You need some flat target with a pattern that will allow you to judge resolution and will fill the frame at at least 20x of the focal length. (32 -50cm suggested for 16mm up to 1-2m for 50mm). Any 100% static target that please your eye can do. (Newspapers taped to garage doors i.e.) Be sure not to test the lens on some moving targets - such as trees or water.

Try to place your target under even light, such as shade or overcast.

Put your lens on the sturdy tripod in self timer (if not in hurry 10s is better than 2s) mode or use remote shutter.

Switch off the OSS.

Switch to Manual Focus.

Software corrections makes this tests hardly relevant, but without'em it will be even harder for You to judge corners. So at least set the sharpness in JPEG to zero.

Use large magňification to acquire proper focus. If not sure, try to adjust it for more than 1 capture and select the sharpest image later. You might use peaking, but don't relay only on it.

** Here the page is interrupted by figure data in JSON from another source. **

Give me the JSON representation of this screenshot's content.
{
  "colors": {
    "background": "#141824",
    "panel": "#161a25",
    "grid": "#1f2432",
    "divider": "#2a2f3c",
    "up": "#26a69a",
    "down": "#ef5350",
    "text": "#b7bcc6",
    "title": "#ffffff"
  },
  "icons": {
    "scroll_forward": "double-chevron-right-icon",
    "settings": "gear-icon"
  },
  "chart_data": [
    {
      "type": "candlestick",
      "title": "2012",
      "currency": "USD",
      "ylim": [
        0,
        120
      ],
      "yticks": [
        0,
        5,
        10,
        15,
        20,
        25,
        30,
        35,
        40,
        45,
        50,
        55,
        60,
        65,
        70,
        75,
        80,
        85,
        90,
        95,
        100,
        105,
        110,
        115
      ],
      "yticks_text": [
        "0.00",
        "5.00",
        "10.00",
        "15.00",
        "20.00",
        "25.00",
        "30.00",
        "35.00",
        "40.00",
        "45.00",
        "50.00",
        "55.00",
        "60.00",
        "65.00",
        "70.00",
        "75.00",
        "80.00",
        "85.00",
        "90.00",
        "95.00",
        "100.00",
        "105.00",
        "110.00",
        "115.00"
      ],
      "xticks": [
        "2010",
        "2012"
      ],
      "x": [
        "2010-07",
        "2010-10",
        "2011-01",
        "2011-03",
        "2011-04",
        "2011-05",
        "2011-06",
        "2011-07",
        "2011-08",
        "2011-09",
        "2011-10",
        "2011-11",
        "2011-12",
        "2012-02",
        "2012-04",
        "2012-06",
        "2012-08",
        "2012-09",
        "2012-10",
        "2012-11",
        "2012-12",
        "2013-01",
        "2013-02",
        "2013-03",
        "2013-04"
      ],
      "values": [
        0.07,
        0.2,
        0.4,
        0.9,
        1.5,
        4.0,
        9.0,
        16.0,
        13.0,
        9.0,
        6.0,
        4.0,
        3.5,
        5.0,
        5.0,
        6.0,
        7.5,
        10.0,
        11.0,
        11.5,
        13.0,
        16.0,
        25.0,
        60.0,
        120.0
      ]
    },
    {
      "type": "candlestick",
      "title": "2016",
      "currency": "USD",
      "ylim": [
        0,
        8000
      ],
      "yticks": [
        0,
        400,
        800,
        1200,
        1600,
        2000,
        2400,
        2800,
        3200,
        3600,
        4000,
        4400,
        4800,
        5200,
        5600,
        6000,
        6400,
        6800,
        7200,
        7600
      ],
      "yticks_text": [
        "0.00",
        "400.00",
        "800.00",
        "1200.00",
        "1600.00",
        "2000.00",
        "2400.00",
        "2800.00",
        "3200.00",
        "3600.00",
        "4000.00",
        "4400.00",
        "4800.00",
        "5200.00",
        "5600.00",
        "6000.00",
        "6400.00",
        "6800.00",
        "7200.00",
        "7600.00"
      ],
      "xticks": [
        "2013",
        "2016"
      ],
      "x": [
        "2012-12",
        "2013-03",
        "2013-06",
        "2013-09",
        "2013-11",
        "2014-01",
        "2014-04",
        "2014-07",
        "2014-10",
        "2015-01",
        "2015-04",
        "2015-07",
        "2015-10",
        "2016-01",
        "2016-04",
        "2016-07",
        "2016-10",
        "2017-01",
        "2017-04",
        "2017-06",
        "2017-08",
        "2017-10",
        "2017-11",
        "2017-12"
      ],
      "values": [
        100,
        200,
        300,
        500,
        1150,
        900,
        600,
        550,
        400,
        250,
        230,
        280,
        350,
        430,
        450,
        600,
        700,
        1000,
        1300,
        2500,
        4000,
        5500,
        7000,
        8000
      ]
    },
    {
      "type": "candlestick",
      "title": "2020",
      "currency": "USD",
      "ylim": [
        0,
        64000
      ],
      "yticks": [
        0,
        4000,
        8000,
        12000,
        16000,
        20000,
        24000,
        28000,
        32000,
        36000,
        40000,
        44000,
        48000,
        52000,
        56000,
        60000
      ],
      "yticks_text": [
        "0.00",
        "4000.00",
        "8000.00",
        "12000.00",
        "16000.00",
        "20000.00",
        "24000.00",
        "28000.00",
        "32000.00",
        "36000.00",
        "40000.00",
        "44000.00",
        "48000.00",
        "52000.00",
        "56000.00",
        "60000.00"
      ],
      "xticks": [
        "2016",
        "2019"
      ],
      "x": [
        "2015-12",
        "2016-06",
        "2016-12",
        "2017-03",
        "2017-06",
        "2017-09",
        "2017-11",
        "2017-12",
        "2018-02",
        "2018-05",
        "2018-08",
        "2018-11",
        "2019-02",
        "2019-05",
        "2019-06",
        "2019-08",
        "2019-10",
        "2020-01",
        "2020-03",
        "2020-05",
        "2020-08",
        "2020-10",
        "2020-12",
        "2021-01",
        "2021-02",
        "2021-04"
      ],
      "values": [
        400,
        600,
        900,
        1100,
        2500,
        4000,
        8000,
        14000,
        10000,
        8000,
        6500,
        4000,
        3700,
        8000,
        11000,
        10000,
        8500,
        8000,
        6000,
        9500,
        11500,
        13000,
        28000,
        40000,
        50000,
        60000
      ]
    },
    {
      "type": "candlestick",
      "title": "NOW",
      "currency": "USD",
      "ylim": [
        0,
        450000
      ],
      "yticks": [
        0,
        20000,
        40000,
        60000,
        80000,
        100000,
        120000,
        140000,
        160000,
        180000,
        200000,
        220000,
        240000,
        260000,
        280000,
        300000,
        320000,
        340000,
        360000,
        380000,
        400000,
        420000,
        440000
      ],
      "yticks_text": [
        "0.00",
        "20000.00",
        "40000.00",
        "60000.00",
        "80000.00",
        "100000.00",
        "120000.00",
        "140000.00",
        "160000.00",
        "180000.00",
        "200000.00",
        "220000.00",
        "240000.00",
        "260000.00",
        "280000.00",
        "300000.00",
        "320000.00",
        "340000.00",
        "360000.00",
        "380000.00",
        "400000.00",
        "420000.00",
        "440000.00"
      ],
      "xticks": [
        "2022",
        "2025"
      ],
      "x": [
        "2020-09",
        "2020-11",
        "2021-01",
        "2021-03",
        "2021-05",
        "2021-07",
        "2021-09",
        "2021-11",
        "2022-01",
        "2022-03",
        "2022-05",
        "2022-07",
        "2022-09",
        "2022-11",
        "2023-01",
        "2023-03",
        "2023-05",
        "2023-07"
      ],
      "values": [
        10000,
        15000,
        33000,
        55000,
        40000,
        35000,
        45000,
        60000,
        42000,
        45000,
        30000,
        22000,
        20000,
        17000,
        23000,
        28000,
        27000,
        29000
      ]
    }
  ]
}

Take several shots at several FL and apertures and check them carefully in the computer.

After this test, you should made a valuable conclusion about overall resolution behavior of your lens.

From there, you can proceed further depending on the results...

If you find one side softer than other (ot one corner) your lens might be decentered (or you didn't align your target well, or your sensor isn't properly alligned). If you have tripod with reversable middle column, reverse it and take another shot of your target with the camera upside-down. If not, turn it in portrait mode and take another shot of the target. In the computer check if the soft part moved with the image or not. Make the conclusion based on that.

If you got good resolution results with the above tests, you might have a problem with AF. Here you can use the bracketing application, but you can also simply switch between MF and AF and compare results. Be sure to make large enough contrast area for AF.

If you find your MF images to be sharper than AF ones, you should take your camera and lens to the service claiming AF problems.